頂上近くで横道に逸れ,胸高直径80㎝程度,樹高10数mはあろうかというりっぱなブナ,ミヤマノキシノブやヒメノキノブを纏う大木をながめながら稜線に出ると,涼やかな花を揺らす1株のナツエビネの出迎え.その稜線を少し上ると笹ヶ峰山頂,1016mに至る.10時29分,少し早いが,楽しい会話に充ちた昼食となる.
11時,記念撮影後,西行5分,三角点に至る.「この目立たない三角点は三等か」,「四等だ」の声を後に,元来た道を引き返す.途中,緑の消えた林床が,シカの食害を思わせる.下りは早く,新たな観察はほとんどない.往路で宿題とした一群のシダは,会長によってウスバミヤマノコギリシダと知る.なるほど,洋質は少し柔らかく,羽片の切れ込みも深い.ここには,ミヤマノコギリシダ×キヨタキシダのダンドシダの記録があるとのこと.一目みたいものと,しばし斜面を上り下りするが,見当たらず,諦めて登山口へ.しかし,そのシダは簡単に諦めなかった高家氏らの香川組によって確認された.葉身の形はキヨタキシダのようで,葉色や根茎はミヤマノコギリシダのようであった.この場合はウスバミヤマノコギリシダ×キヨタキシダに起源するのであろうか.興味深い雑種シダを眺め,やはり簡単に諦めてはいけないと思う.
まだ,12時過ぎである.県境の笹ヶ峰隧道まで行くことに.そこには広くはないが,草地が開け,オトギリソウ,ナガサキオトギリ,コケオトギリといったオトギリソウ3種が観察できる.稲垣氏によるこれらの簡易識別法の講義,片や複葉の大型シダを前にミドリヒメワラビか,いや違うとの論議,月例会の楽しい,有意義なひと時である.

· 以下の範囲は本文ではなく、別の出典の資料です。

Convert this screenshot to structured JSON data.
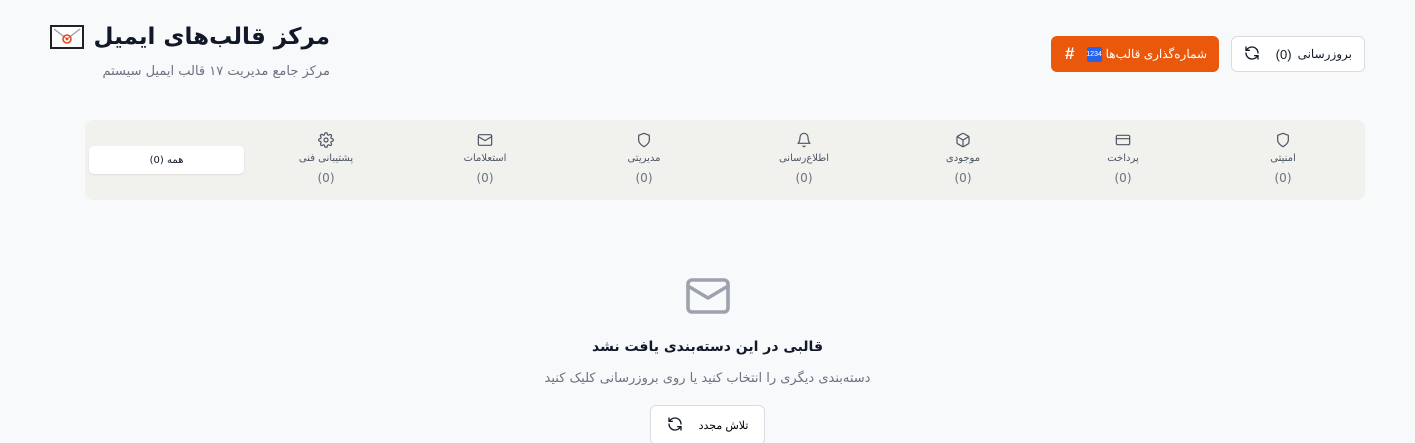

13時20分,立川御殿.折からの強い雨もあり,散会する.463回を数えた月例会でも最も早い散会ではなかろうか.しかし,遠く広島県や香川県からの参加者を迎え,何とか天候がもち,クサアジサイやアオフタバラン,ナツエビネ,ヒロハイヌワラビといった花やシダも観察できた.担当者の一人としては満足すべきであろう(松本満夫).